Anyway, let’s look at how Griffith opens The Blue Place:
An April night in Atlanta between thunderstorms: dark and warm and wet, sidewalks shiny with rain and slick with torn leaves and fallen azaliea blossoms. Nearly midnight. I had been walking for over an hour, covering four or five miles. I wasn’t tired. I wasn’t sleepy.
You would think that my bad dreams would be of the first man I had killed, thirteen years ago. Or if not him, then maybe the teenager who had burned to death in front of me because I was too slow to get the man with the match. But no, when I turn out the lights at ten o’clock and can’t keep still, can’t even bear to sit down in my Lake Claire house, it’s because I see again the first body I hadn’t killed.
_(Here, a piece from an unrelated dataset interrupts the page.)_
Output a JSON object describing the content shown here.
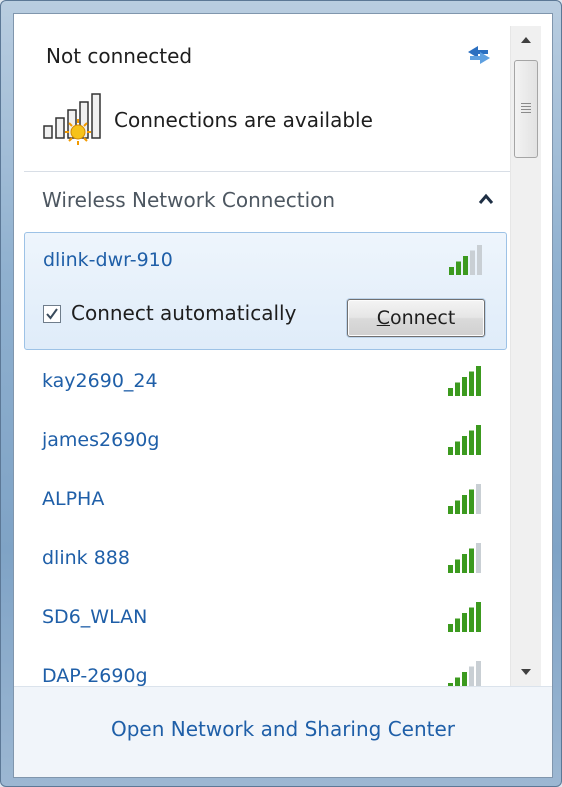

This is really a great opening, better than the one above from Rhamey’s post, in my opinion. Of course I’m biased because I already know I love The Blue Place.
I’ve said this before, but when you open with sentence fragments that show the setting, that’s a way of pausing the action while painting the scene. It’s very effective, and not only in openings. I’ve said this before too, because this is the example that brought this technique to my attention, but Dickens uses the same technique to excellent effect in Great Expectations when Pip meets the convict. Hey, look, you can get the Audiobook of Great Expectations for $2.50 right now. I don’t know if that’s at all typical for classics, but there it is.
Meanwhile, back to the actual book from Rhamey’s post, whatever it is.
Here we have two sentence fragments to set the scene and then “we.” Then another pause as the narrator introduces her friends. Then the narrator’s voice actually comes into focus with “boggles the mind.” That phrase is a cliché, which is interesting on the first page of a bestseller. Hard to believe the author didn’t do that on purpose. I don’t know if that it’s a problem. That whole paragraph and the next sets the protagonist’s voice. I’m … not that interested so far. I don’t hate this, but I’m not very interested either.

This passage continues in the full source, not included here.